Court Opinion

ID: 7679961
Source: CourtListenerOpinion
Date Created: 2022-07-30 03:08:53.879159+00
Date Added: 2024-06-11T16:26:30.450068
License: Public Domain

PETERSON, Judge,
concurring specially.
I join in the result obtained by Judge Diamantis because of the prior decisions of this court and because the issue will be placed at rest by certifying the question to the supreme court as this court has previously done in Wardell v. State, 631 So.2d 1130 (Fla. 5th DCA 1994), and as the second district has done in Summers v. State, 625 So.2d 876 (Fla. 2d DCA 1993).
The ease primarily relied upon by Judge Diamantis in reaching his conclusion, Ogden v. State, 605 So.2d 155 (Fla. 5th DCA 1992), in turn relied upon Fraser v. State, 602 So.2d 1299 (Fla.1992). I believe that the reliance was misplaced. In Fraser, the supreme court carefully distinguished between probation and community control in allowing credit for the latter.1 Fraser dealt specifically with the injustice that would result where a defendant, after receiving and successfully completing an erroneous sentence of community control, is notified, through no fault of his own, that his sentence was an illegal downward departure.
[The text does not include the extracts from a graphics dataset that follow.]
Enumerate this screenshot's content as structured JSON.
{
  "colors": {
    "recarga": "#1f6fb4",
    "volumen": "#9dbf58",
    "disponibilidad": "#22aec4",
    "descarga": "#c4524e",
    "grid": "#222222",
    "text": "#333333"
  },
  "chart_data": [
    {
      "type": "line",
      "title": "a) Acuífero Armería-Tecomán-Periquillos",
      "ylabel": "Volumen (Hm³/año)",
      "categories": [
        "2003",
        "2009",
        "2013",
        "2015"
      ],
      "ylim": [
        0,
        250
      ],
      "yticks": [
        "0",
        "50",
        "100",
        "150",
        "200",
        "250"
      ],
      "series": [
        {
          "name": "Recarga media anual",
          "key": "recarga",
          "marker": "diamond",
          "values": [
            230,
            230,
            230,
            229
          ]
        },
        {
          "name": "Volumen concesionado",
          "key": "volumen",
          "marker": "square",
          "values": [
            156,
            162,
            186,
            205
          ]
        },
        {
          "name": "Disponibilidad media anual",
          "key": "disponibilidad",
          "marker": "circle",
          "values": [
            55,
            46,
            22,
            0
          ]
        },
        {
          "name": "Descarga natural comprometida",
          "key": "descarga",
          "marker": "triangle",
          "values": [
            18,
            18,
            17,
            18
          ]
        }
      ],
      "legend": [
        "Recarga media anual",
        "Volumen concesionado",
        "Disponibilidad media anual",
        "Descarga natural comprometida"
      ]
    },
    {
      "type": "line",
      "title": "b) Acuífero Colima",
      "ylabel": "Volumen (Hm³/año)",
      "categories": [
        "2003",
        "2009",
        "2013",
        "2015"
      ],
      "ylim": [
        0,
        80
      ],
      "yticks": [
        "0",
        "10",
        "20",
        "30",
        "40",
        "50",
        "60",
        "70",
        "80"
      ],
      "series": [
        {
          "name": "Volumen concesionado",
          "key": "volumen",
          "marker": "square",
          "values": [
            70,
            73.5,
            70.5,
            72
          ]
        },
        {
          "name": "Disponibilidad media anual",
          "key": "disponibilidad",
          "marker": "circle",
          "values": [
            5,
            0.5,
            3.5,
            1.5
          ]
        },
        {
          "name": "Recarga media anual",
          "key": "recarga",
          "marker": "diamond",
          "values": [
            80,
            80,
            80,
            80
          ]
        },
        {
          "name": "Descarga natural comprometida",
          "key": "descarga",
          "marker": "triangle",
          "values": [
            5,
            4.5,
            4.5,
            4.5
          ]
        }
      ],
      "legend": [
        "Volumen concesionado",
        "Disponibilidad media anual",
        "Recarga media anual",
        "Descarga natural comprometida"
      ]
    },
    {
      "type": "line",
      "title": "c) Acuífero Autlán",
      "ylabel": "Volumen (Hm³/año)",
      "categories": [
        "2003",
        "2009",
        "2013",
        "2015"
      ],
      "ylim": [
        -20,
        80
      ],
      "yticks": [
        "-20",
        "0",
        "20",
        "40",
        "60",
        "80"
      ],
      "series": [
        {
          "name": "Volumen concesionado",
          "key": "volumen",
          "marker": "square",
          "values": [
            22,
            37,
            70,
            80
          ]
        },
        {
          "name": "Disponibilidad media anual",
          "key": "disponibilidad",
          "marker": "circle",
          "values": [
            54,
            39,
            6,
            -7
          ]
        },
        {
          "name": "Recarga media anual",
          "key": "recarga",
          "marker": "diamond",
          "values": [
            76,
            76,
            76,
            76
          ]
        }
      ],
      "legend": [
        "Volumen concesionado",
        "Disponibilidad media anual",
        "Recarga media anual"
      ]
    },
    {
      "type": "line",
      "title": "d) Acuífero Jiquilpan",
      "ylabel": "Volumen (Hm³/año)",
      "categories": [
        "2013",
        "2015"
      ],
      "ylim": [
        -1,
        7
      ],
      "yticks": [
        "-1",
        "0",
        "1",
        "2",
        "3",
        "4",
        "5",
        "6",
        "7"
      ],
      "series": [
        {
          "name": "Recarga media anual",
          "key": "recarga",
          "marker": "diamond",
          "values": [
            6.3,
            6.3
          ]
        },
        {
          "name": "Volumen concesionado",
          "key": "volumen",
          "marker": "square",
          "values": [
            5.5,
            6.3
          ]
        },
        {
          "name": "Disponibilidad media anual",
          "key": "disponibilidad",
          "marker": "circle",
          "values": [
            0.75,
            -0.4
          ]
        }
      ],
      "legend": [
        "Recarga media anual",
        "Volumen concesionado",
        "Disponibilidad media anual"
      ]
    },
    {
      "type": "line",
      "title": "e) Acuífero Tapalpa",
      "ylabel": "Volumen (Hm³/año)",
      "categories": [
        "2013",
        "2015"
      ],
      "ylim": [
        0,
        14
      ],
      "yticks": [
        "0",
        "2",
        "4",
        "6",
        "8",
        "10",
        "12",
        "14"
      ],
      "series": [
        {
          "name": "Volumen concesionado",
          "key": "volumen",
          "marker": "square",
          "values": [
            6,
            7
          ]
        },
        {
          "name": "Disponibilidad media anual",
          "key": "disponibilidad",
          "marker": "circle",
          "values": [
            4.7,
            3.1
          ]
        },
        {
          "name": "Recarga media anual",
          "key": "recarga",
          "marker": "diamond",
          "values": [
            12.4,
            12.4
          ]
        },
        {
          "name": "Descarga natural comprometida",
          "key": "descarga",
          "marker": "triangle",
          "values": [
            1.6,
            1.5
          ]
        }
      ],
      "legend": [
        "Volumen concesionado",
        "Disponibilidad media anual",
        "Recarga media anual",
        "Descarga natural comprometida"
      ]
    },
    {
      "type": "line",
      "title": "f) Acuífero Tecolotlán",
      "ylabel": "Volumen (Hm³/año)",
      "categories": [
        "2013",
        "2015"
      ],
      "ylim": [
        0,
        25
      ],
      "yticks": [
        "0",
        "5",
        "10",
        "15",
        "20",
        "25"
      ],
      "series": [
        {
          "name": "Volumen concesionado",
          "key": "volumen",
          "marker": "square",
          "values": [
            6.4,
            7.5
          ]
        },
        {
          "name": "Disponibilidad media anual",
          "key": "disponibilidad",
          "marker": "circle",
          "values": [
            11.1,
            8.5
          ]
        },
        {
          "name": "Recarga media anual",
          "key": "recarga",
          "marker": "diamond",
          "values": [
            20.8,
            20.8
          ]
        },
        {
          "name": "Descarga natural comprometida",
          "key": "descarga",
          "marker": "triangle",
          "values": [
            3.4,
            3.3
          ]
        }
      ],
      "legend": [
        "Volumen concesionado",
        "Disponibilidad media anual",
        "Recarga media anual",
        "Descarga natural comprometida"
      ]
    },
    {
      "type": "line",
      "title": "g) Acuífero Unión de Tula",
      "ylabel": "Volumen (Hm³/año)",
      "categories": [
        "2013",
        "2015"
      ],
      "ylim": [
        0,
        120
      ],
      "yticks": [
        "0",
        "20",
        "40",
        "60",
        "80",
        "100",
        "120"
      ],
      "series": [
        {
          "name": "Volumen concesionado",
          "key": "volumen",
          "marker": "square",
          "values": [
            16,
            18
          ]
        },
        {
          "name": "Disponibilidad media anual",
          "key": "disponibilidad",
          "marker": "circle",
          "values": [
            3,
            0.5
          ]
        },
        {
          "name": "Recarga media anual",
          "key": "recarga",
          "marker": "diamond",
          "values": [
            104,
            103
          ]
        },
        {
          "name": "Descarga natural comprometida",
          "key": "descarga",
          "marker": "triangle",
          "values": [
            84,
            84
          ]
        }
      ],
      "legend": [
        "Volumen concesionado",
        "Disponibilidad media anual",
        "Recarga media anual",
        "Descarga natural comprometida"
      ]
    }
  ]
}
Fraser did not concern the penalty to be imposed subsequent to a violation and revocation of probation, but was fashioned in that particular case to prevent an unfair result.
I analyze section 948.06, Florida Statutes (1993) in order to attempt to answer Judge Sharp’s inquiry as to why credit for time served must be given when probation is imposed following a violation even though the same credit is not required if a term of incarceration is imposed. The observation was made in Ogden that, if credit is not allowed, a trial court could extend probation ad infinitum beyond the statutory maximum for incarceration each time probation is revoked. The Ogden court stated it was doubtful that the legislature intended such a result.
It is reasonable to conclude that the drafters of section 948.06, Florida Statutes, never contemplated that a sentencing judge would revoke probation and then reimpose probation upon a defendant who has committed a crime and has already been given the chance to avoid the more serious penalty. The last two sentences of section 948.06(1) provide:
After [the probation violation] hearing, the court may revoke, modify, or continue the probation or community control or place the probationer into community control. If such probation or community control is revoked, the court shall adjudge the probationer or offender guilty of the offense charged and proven or admitted, unless he has previously been adjudged guilty, and impose any sentence which it might have originally imposed before placing the probationer or offender on probation or into community control.
Thus, if a probationer violates the conditions of probation, arguably the trial court has three options under the statute:
1. Revoke probation and place the defendant on community control, or impose any sentence that might have been originally imposed;
2. Modify the probation to include appropriate new conditions and even a condition of jail time.
3. Continue the original probation without revoking it, but not beyond the maximum time of incarceration prescribed for the offense.
The key word used in subsection (1) is “sentence.” If probation or community control is revoked, a court shall “impose any sentence which it might have originally imposed.” I do not think the statute equates the terms “probation” and “sentence.” This conclusion is supported by section 948.01(2) which distinguishes between probation and a sentence in authorizing a court to “stay and withhold the imposition of sentence upon [a] defendant and ... place him upon probation.” See also Brown v. State, 302 So.2d 430 (Fla. 4th DCA 1974). The sentencing alternative of straight probation is simply not *848available after a revocation of probation. If, after a violation of probation has been proven, probation is still desirable and justified in the opinion of the trial judge, the probation should be continued or modified, not revoked and reimposed.

. The court stated, "We note initially that this Court has already established that community control is a more coercive deprivation of liberty and a more serious penalty than probation.” Fraser at 1300.